Search This Blog

Thursday, April 13, 2017

#ThankYouBob

This is beginning to be a yearly column all of the sudden...

My Los Angeles Kings* flamed out on their way to the Stanley Cup. Shoot, they didn't even make the playoff this year. Nothing left to cheer for in the 2017 playoffs except every team playing the loathsome Anaheim Ducks. Attention NHL: let's get this done ASAP.

Needless to say I'm a little depressed after watching this season. So many reasons including the Bob Miller, the vaunted voice of the Kings is retiring after 44 years and then the team's decision to fire the coach and the general manager right after the season ended.

To say I need a stiff beverage is definitely an understatement.

For once, I have to tell you that this column is written for more for me than for you. And so, if you don't want to read my catharsis about a sports announcer, I forgive you. Come back later for a new column or re-read an old Oscars column. Today, it's about a beloved voice that impacted me in ways too profound to truly describe...

Bob Miller is special for many reasons. None of which most would ever understand. In my sports universe, Bob was there for almost every high and every low. Bob Miller announced 3,353 Kings games, closing with this unscripted speech:

“It’s finally come to an end. I just want to thank all of you again, you viewers and listeners for joining us all these years. For your passion for Kings hockey, for your loyalty to the National Hockey League and I know all that will continue.

“I’ll be visiting with you and look forward to it because I’ve enjoyed visiting with your Kings fans all through the years. I’ll be at some games in the future and we will be able to renew those friendships and those visits and I look forward to it.

“But for now, with Anaheim winning in overtime, the end is here for me. So the only thing I have to say is good night and good bye.”

For those 44 years and nearly 4,400 games, Angelenos have been hearing those passionate words come floating out of that voice: the most passionate, most welcoming, most knowledgable voice in the sports universe. And if it feels as if this voice has been a part of your life forever, well, it probably has.

He has been as much a presence over these last 44 years as the cool ice mist and the sparkling spotlights that hover above the broadcast booths where he has spun his magical web of hockey tales.
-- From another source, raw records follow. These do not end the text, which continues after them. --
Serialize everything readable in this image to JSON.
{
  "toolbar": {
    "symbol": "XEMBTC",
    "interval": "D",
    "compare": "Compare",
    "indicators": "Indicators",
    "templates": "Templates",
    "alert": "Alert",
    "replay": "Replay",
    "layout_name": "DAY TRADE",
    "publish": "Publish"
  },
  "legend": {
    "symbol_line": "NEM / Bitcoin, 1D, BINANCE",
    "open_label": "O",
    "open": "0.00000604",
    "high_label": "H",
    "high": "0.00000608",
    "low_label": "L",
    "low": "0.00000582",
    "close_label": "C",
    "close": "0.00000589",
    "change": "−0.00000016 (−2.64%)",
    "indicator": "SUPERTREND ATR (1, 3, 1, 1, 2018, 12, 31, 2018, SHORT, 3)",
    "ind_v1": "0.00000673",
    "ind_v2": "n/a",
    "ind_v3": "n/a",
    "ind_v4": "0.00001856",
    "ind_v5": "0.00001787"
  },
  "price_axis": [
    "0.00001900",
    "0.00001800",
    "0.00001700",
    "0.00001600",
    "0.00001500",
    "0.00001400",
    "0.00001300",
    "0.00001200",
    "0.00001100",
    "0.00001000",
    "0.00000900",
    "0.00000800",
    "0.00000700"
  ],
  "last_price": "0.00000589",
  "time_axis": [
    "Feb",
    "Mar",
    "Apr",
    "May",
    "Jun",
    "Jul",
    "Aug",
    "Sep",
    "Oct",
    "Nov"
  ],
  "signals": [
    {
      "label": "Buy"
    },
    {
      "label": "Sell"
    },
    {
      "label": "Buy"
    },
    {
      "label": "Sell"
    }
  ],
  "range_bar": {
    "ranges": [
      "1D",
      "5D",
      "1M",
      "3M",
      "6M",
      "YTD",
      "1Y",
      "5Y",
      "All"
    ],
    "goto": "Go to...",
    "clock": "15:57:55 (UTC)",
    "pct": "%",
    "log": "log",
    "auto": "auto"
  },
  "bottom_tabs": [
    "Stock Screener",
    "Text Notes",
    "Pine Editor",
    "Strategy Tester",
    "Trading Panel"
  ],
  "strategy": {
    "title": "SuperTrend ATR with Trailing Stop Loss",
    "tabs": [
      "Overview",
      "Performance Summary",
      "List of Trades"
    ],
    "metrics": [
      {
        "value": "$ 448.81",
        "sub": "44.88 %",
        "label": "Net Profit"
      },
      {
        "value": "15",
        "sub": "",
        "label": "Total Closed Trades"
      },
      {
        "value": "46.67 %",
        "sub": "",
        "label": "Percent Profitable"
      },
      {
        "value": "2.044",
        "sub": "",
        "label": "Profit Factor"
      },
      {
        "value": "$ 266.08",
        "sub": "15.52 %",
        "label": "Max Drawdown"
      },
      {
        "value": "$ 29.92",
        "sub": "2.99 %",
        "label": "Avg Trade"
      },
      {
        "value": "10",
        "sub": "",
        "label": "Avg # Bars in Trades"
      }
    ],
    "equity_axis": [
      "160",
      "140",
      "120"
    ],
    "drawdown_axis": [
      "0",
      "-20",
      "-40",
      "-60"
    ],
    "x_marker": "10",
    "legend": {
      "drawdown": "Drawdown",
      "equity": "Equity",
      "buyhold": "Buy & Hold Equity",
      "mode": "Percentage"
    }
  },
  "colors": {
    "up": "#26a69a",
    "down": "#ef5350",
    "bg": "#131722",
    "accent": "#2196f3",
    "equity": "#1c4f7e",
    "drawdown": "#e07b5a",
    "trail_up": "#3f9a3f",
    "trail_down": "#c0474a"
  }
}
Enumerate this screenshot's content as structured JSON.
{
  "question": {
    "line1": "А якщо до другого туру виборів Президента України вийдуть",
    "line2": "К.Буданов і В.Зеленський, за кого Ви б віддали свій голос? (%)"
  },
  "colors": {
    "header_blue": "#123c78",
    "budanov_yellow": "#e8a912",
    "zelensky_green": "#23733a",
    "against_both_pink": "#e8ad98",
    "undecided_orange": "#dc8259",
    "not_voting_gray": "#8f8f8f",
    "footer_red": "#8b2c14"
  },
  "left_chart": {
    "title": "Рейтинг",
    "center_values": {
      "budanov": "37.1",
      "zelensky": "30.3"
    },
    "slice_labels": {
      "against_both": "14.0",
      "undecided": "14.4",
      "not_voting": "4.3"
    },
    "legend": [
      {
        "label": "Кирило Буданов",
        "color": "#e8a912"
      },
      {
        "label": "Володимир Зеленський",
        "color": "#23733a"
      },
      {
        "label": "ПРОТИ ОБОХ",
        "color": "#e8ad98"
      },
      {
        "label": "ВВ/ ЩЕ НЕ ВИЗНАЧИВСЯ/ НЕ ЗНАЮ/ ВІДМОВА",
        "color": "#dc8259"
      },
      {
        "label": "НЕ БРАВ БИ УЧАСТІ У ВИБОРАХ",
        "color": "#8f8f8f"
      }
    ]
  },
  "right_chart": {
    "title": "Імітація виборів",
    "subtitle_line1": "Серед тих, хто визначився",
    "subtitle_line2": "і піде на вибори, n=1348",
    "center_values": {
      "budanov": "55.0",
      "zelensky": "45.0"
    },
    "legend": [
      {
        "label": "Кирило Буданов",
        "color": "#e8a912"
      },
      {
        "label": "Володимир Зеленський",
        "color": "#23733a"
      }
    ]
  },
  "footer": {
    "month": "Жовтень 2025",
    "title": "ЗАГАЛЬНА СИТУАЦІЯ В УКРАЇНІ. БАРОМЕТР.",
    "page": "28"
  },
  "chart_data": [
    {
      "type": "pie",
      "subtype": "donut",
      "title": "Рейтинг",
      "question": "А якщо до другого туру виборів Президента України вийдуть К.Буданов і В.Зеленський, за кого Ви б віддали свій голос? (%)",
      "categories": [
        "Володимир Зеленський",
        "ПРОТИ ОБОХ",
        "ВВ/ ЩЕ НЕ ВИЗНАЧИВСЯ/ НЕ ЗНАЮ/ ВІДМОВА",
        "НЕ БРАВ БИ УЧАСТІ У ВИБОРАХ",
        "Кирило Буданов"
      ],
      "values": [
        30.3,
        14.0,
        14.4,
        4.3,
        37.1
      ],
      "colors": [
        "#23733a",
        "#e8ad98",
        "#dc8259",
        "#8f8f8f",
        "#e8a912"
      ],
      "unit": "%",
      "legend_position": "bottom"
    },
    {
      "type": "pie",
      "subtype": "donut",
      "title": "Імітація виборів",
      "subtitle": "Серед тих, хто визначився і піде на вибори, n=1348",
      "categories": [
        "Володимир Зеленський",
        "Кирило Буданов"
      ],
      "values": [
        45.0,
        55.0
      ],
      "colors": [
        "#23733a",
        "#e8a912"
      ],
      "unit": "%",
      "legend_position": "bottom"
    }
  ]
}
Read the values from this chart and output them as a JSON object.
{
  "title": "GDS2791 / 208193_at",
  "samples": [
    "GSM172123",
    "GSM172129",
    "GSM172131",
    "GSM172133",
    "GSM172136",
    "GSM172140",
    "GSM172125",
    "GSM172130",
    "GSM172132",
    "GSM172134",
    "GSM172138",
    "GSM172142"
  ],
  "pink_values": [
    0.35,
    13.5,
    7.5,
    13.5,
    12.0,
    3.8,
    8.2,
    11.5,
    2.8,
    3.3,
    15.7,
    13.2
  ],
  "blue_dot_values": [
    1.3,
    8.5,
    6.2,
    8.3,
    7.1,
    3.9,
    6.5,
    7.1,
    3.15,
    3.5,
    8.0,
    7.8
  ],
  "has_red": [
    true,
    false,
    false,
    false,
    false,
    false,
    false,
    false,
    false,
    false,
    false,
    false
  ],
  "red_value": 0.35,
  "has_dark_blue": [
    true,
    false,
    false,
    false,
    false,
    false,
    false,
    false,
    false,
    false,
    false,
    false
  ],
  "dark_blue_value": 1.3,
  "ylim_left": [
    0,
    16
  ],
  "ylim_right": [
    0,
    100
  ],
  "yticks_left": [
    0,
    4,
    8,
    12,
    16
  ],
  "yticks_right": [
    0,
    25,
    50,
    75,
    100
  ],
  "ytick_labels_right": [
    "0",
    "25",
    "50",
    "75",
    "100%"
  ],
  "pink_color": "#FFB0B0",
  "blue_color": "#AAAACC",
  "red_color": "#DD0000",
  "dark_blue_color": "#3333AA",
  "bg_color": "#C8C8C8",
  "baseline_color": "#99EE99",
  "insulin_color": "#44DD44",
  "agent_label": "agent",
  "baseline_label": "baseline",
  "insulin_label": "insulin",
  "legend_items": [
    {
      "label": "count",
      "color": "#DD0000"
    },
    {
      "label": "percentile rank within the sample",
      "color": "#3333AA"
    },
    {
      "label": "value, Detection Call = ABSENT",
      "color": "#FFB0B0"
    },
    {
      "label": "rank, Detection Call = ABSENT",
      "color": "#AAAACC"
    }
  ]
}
So how am I supposed to comprehend life after Bob, life after hockey's most iconic voice exited the booth for the last time?

When Bob first walked into the Kings broadcast booth, I was just a kid who was allowed in Jack Kent Cooke's office stuffing season tickets into envelopes. I went to so many games in the early years, that I only heard his voice on away games and home games that were sold out (those were the games I couldn't go to for free). In a game that featured non-stop motion and a rubber disk you could never see on a 1970's TV he drew a verbal picture that guided my hockey senses for nearly four decades now. It was one particular instance that forever engrained him into my life.

It was April 22, 1976. My Kings were overmatched against the Big, Bad Boston Bruins (yeah I hate alliteration too) playing game six at home trying desperately to force a deciding game seven. Try as we might, there was no ticket to be had for me. Staying at home wasn't something I was used to doing when the Kings played. After all I had been to about 100 games in three seasons. With the game NOT on television (imagine this today), I sat cross-legged in my dad's Inglewood apartment as I listened on my Toot-A-Loop radio, staring intently as if I was willing Bob's voice from the device. The game ventured into overtime and the playoff torture was on. Each shot resulted in a heart attack for this eight-year-old. Late into the fourth period of the game, the magic happened and I can still hear the words exploding from the AM dial:


So how do I capture the magnitude of Bob Miller, the meaning of Bob Miller, the majesty of Bob Miller? I guess it is not with my words, but with the words of the people who have known him best and whose company he has shared:


To some of you reading this, you'll say, "it only sports."

To me...to many...Bob Miller was the steady voice showing us the way. First, through decades of failure. Then through a pinnacle of success. He was the cadence of my life. The one steady force I could count on to get lost with after a bad day or celebrate on a good day. Surely, there will be someone decent, maybe good, maybe great, to replace him over the airwaves. But that all rings hollow right now.

I'll miss you Bob.

Hockey will never be the same.

#ThankYouBob

----

AD OF THE WEEK/MONTH/WHATEVER

Panasonic was the trail blazer of the gadget mobility path. Making electronics smaller and smaller was a big part of the second-half of the twentieth century. The the Toot-A-Loop could transform from a loop that (kind of) fit around your one's wrist into a shofar-like horn contraption, and yes, it was also a radio.

The Cooper Hewitt Museum explains "Simply by twisting the swivel joint at its thinnest point, the radio opens out into a snake-like 'S' shape with a bold, circular station selection dial at the top and the speaker grill at the bottom."

In print ads, Panasonic emphasized how crazy such a radio was. It was no gray box. No, it was "as much fun to look at as listen to." While I opted out of the color model -- I went white -- the device that predominantly delivered Bob Miller voice during hockey games was beautiful with smooth, interesting curves. Good times...!


Toot-a-Loop Radios - great ads. Great sound. Better with Bob Miller.